What stage and check size does GHARAGE target?
The fund targets seed to Series A stage companies. While specific check sizes have not been publicly disclosed, the €40M fund size targeting approximately 30 investments implies typical initial investments in the €800K–€2M range, with reserves for follow-on in stronger performers.
What does "travel and retail tech" mean in practice?
GHARAGE backs technology companies addressing automation, AI-enabled operations, digital infrastructure, logistics and supply chain innovation for airports, duty-free and inflight retailers, travel service providers, and related trade infrastructure. This includes document processing, inventory management, customer data platforms, AI search optimization, luggage logistics, and border/customs technology.
How does GHARAGE differentiate from generalist VCs or broader travel tech funds?
Most travel tech VCs focus on consumer-facing applications (booking, accommodation, mobility).

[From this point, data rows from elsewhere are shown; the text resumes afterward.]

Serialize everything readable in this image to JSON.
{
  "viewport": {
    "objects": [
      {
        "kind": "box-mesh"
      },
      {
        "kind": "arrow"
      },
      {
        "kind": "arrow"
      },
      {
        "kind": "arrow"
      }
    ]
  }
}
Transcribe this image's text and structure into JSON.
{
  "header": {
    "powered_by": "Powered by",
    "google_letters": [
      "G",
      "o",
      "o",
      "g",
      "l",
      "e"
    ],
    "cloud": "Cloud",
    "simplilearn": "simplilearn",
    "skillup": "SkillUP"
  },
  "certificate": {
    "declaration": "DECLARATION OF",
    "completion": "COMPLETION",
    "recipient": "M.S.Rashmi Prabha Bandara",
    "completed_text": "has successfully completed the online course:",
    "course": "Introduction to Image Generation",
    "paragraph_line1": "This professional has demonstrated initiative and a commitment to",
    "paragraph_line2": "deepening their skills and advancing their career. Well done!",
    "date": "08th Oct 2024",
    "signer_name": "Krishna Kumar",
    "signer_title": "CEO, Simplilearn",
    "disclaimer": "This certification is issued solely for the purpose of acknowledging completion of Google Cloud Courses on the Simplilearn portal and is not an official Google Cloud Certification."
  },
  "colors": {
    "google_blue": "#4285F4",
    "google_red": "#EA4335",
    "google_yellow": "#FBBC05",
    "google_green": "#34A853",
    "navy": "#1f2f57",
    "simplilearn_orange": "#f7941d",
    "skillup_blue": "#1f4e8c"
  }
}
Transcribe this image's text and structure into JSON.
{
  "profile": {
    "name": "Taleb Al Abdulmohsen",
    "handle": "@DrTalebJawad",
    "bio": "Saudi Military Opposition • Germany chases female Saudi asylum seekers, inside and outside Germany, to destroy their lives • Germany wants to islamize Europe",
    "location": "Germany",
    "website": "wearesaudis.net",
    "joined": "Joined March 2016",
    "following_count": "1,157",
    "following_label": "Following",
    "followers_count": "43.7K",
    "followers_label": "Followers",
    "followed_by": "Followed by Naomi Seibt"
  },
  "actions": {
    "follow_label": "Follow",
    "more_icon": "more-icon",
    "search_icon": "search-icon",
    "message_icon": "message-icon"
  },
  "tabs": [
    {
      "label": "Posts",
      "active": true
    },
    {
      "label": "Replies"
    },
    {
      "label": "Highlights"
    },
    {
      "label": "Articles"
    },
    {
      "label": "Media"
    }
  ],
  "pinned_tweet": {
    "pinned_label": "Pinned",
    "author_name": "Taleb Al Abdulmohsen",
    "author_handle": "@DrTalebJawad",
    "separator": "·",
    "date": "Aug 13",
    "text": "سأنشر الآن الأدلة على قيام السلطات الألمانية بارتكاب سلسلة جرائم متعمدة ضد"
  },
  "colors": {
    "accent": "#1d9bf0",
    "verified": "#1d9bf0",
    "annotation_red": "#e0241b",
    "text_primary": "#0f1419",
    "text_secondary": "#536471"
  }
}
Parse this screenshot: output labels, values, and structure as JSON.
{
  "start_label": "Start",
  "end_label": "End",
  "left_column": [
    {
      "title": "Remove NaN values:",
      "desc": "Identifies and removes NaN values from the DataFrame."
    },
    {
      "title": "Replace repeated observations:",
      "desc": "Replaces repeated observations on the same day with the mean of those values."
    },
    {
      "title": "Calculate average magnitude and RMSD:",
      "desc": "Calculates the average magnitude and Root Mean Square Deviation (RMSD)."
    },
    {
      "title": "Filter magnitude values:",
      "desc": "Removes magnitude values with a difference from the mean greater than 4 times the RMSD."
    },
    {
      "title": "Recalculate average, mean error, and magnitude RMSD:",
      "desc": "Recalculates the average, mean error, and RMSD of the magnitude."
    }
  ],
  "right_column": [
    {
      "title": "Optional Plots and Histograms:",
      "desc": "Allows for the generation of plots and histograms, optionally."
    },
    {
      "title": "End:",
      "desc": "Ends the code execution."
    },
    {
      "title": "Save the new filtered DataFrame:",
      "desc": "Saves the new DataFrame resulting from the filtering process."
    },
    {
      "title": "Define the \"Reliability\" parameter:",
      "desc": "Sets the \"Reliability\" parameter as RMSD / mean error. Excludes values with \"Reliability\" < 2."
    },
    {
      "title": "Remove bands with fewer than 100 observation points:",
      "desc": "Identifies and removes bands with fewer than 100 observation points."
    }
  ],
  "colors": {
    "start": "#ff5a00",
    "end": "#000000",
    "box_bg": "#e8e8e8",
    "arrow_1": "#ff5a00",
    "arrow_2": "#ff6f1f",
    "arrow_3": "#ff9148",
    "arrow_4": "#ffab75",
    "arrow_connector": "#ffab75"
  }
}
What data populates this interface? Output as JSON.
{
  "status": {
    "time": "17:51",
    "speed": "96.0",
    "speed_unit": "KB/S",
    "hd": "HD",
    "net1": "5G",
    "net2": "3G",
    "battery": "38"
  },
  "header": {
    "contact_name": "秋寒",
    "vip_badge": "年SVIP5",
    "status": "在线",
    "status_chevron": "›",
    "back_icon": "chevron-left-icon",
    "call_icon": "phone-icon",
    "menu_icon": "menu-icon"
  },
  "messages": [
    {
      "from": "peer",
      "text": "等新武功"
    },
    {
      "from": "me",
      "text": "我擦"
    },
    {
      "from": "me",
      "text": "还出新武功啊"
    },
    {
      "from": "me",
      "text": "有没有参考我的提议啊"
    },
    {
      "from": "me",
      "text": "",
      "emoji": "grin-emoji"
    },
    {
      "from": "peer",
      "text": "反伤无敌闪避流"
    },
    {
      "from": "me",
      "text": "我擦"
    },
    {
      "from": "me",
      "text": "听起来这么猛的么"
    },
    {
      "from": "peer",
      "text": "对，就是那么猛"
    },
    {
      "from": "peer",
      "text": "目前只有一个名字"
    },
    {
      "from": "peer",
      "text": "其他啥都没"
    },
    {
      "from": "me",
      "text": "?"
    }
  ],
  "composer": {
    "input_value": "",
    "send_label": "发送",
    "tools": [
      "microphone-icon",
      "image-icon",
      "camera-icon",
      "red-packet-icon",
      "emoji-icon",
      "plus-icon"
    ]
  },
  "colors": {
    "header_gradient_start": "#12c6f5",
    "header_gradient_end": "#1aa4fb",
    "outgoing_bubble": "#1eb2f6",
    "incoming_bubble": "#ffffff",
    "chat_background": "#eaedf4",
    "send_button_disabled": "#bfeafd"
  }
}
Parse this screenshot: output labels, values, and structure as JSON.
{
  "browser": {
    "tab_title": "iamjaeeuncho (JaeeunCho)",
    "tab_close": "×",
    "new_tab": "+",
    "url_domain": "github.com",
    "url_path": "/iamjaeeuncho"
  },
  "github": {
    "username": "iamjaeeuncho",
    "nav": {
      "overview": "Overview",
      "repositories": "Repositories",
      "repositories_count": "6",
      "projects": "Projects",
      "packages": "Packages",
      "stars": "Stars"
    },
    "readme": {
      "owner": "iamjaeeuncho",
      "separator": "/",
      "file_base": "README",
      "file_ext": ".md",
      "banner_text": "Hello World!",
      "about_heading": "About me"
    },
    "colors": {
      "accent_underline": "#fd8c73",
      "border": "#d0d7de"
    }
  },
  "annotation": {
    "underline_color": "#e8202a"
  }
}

GHARAGE is focused specifically on the enterprise and infrastructure layer of travel retail — the operators, suppliers, and logistics providers running the commercial side of air travel. This B2B enterprise focus, combined with the Heinemann network, creates deal flow and commercial advantages that generalist funds cannot replicate.
How can founders apply to GHARAGE Ventures?
Founders building in travel retail technology, airport operations tech, or related infrastructure can reach GHARAGE Ventures through their offices in Berlin, Hamburg, or Singapore. The firm is actively building its portfolio to approximately 30 companies from Fund I.